I expect that we won't see too many people shifting to trains, because the trains are already full during rush hours, but there will probably be a decent increase in ridership on Manhattan-bound express buses. After the highway is reopened we'll probably see most of those people shift right back, depending of course on how long Christie manages to prop up the other components of car dependence like low gas prices and cheap parking.

So where to put those priority bus lanes? Well, we could always use another Lincoln Tunnel Exclusive Bus Lane. Or the shoulder lane that the New Jersey DOT is planning to open on the Newark Bay Bridge could be buses-only. But the best place to put the buses is on the Skyway itself.

If you think about it, there's no real good reason to have the Skyway functioning in only one direction. Instead of using the two north lanes for outbound cars, the New Jersey DOT could make them a two-way exclusive busway. It's true that both buses and trucks are currently banned from the Skyway, but that's not a weight issue, it's because they had too many crashes with cars. If there are only professional bus drivers using the road, the chance of a collision goes way down.

The question remains how best to accommodate all those buses in Manhattan. There's been a lot of criticism of the New Jersey Transit managers who left trains in the flood zone, with good reason, but another spectacular failure of management was the state government's bungling of the emergency bus/ferry system that replaced the disabled commuter rail and PATH lines. It illustrates the importance of terminal management.

The buses could just drop people off at the Liberty State Park ferry docks, like they did during the hurricane. They could go into Manhattan and park, further angering the crazy NIMBYs that have the ear of Daniel Squadron.
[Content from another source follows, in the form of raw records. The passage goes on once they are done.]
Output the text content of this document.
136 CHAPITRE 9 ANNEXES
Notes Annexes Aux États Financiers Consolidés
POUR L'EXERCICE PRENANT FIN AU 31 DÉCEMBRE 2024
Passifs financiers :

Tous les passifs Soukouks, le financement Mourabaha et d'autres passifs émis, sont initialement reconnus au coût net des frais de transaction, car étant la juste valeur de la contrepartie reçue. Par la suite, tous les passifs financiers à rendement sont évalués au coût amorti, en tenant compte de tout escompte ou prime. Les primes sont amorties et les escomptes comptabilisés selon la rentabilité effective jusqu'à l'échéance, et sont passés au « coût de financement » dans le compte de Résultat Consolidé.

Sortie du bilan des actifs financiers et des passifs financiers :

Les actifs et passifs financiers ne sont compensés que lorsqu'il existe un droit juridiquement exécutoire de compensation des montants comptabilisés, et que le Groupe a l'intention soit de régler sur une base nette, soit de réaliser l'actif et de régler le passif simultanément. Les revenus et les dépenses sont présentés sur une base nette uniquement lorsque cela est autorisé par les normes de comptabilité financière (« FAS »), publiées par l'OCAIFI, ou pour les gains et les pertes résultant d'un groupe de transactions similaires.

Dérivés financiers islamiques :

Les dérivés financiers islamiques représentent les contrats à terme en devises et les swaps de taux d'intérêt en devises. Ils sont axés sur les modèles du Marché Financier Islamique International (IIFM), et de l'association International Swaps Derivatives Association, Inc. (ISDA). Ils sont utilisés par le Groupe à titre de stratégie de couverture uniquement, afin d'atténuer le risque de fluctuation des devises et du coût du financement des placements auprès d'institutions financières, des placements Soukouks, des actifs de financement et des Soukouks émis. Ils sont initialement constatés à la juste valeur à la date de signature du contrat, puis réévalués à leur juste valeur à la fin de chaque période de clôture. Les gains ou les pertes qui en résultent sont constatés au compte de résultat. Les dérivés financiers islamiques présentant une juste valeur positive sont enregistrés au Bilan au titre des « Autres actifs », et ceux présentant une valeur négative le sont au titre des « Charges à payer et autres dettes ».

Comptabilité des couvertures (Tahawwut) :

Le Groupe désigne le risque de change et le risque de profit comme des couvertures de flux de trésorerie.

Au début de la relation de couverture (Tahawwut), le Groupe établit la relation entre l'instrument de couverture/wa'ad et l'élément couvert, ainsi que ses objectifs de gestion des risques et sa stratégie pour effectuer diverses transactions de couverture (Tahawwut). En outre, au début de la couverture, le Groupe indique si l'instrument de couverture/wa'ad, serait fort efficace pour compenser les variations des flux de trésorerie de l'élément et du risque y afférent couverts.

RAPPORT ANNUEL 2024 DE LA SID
The best place to store these buses is in Brooklyn: to have them go right down West Street or Broadway and through the Brooklyn Battery Tunnel to Red Hook and Spring Creek. They could even make a few stops along the way, adding transit service for people in those areas.

1 comment:

crzwdjk said...

Looking at PATH timetables, during peak periods, there are 15 trains per hour on the NWK-WTC and JSQ-33rd lines, and only 10 trains per hour on HOB-WTC and HOB-33rd, so it seems like Hoboken has some spare capacity, if we can assume that 30 trains per hour is the practical limit of capacity. If there's a perfect uptown/downtown split, and you can pack 1.5 buses worth of passengers into a PATH car, that's about 100 buses per hour worth of potential spare capacity. And while it's not a one-seat ride, a fast bus to PATH might be a pretty appealing alternative to a slow bus to an NJ Transit train.